Kommt es zu einer Koalition, gelten Strache und der Dritte Nationalratspräsident Norbert Hofer als Fixstarter für Ministerposten. Darüber hinaus soll sich der FPÖLandesparteichef von Kärnten, Gernot Darmann, derzeit selbst vehement ins Spiel bringen. Der Steirer Mario Kunasek habe hingegen bereits abgewunken, weil er sich Chancen ausrechnet, nach der nächsten Steiermark-Wahl Landeshauptmann zu werden. Generalsekretär Herbert Kickl soll als Klubobmann die Parlamentsriege unter Kontrolle halten.
In der Volkspartei gilt es als sicher, dass Hans Jörg Schelling, derzeit Finanzminister, in der neuen Regierung keinen Platz finden wird, auch andere Minister sollen ihre derzeitigen Ämter abgeben.
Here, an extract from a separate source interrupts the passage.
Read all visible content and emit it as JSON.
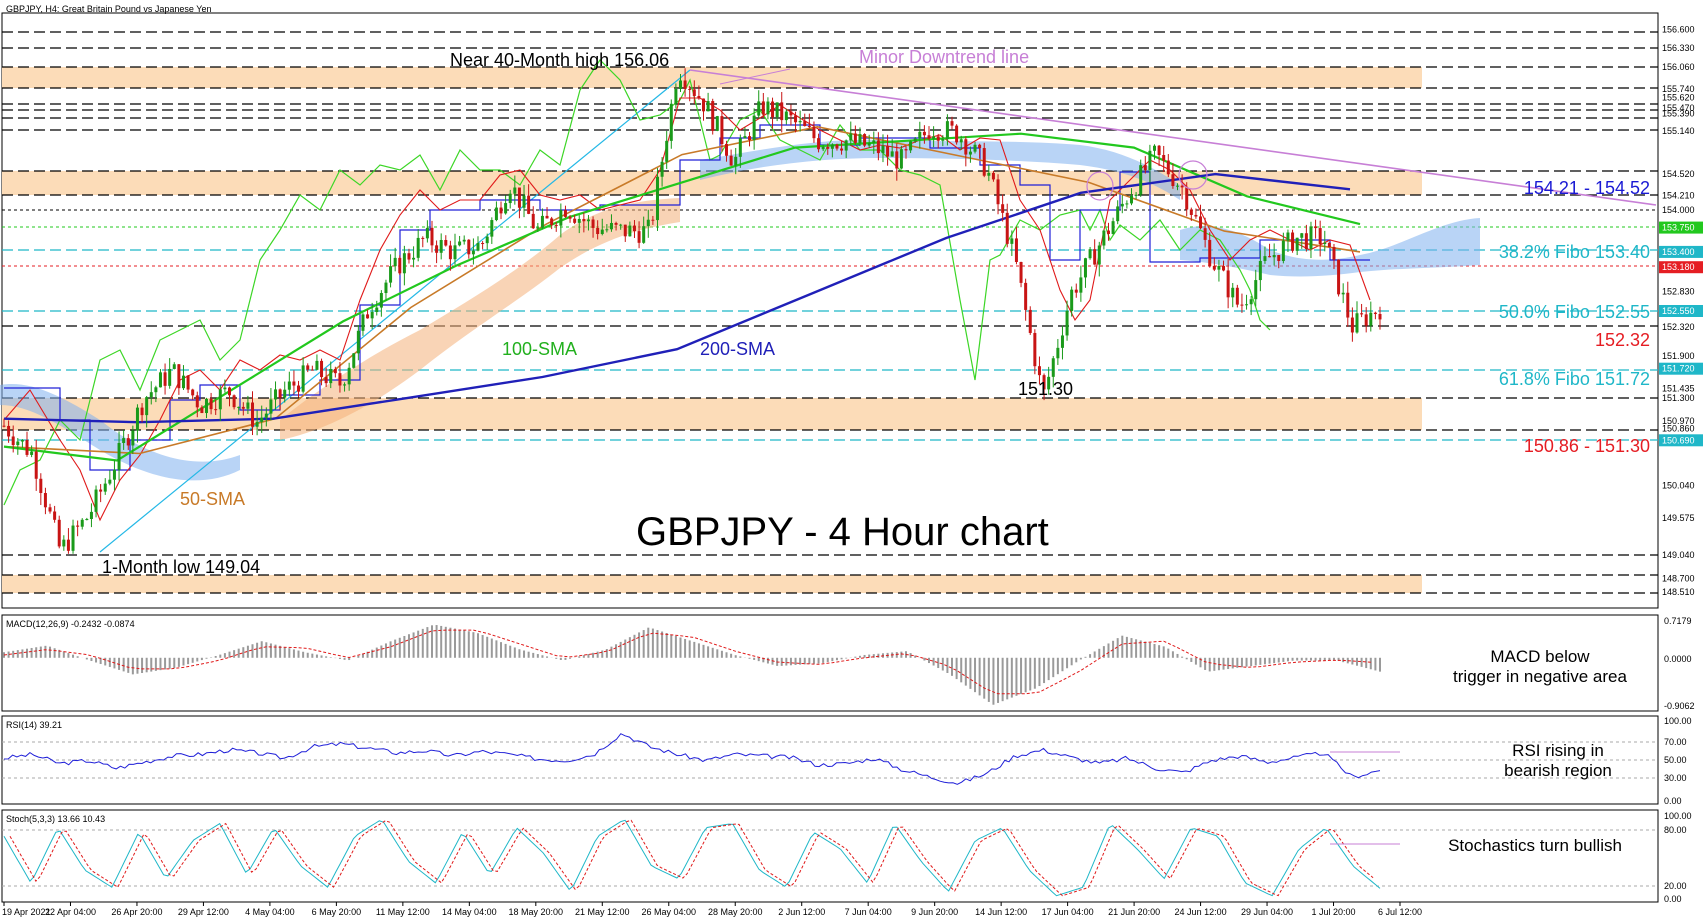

Fraglich ist die künftige Rolle von Noch-Innenminister Wolfgang Sobotka. Gute Chancen auf ein Regierungsamt haben jedenfalls ÖVP-Generalsekretärin Elisabeth Köstinger und der ehemalige Rechnungshofpräsident Josef Moser.
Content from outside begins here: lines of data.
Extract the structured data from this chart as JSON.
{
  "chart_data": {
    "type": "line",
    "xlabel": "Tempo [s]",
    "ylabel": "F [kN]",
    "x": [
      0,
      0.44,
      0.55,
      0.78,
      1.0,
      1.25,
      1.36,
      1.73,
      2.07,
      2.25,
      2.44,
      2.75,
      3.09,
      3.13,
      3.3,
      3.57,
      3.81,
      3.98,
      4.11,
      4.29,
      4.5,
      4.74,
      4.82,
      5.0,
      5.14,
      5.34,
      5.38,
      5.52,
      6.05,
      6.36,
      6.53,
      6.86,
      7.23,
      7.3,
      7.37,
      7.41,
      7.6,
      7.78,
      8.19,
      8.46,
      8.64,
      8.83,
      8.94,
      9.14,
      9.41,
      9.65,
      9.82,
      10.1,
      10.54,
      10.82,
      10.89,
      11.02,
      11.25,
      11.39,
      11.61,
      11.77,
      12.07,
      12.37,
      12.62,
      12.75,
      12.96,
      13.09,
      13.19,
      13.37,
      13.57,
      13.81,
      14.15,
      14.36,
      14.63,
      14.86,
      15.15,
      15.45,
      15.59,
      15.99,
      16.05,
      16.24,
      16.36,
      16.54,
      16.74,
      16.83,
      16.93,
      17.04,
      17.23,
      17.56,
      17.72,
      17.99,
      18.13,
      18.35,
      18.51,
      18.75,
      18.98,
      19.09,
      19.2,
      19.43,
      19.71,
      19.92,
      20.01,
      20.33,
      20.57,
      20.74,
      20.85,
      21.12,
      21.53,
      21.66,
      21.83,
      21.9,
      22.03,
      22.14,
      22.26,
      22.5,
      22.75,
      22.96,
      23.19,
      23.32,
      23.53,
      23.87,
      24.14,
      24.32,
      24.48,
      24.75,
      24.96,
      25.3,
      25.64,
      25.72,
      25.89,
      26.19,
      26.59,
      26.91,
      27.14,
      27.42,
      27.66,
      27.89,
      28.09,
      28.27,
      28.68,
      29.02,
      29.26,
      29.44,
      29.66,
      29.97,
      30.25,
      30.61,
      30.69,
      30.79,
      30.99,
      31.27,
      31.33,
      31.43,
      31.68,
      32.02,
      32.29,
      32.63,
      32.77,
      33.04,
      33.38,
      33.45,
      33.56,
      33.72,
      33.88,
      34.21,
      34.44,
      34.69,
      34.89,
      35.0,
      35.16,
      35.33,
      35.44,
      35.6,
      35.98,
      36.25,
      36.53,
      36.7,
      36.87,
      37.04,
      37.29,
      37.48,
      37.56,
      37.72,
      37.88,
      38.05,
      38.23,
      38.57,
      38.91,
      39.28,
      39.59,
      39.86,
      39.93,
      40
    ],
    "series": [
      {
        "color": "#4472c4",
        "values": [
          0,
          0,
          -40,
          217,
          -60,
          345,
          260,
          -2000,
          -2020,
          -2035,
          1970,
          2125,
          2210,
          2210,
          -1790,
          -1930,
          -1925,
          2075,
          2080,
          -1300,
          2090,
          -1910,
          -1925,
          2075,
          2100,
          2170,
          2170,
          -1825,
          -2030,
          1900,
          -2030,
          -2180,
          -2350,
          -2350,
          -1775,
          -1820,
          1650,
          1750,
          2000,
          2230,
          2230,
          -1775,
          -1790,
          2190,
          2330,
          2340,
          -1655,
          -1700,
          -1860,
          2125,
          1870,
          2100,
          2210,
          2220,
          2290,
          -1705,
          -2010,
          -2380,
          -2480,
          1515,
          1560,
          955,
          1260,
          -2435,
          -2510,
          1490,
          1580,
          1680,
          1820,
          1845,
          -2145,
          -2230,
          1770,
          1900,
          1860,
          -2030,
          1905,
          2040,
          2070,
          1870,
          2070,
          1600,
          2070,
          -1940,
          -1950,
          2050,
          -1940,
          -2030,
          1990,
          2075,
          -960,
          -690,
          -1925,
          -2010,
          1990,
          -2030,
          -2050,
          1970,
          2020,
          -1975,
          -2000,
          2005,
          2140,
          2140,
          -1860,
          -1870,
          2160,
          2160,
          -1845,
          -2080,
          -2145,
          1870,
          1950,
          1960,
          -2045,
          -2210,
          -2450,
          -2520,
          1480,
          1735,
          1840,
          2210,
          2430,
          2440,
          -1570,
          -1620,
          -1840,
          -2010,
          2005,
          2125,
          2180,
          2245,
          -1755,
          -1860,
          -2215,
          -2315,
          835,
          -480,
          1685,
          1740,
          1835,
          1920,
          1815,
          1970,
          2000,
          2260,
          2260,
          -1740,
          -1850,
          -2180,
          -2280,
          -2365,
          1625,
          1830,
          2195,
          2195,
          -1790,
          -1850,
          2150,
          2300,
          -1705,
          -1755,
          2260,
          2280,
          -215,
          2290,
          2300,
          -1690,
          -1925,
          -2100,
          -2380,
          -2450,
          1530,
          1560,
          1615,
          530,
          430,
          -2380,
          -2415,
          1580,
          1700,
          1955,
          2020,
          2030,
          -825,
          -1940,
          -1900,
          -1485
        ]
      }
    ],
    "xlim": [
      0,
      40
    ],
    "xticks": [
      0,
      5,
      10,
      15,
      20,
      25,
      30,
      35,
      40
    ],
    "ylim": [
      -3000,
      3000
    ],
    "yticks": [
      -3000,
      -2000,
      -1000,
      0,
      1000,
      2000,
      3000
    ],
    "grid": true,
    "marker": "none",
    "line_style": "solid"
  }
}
Für die Koalitionsgespräche soll Kurz neben Köstinger auch auf den zweiten ÖVP-General Stefan Steiner setzen. Darüber hinaus seien thematische Chefverhandler geplant: Den Komplex Soziales könnte Sozialsprecher August Wöginger übernehmen, der auch als neuer Klubchef gehandelt wird, heißt es in ÖVP-Kreisen.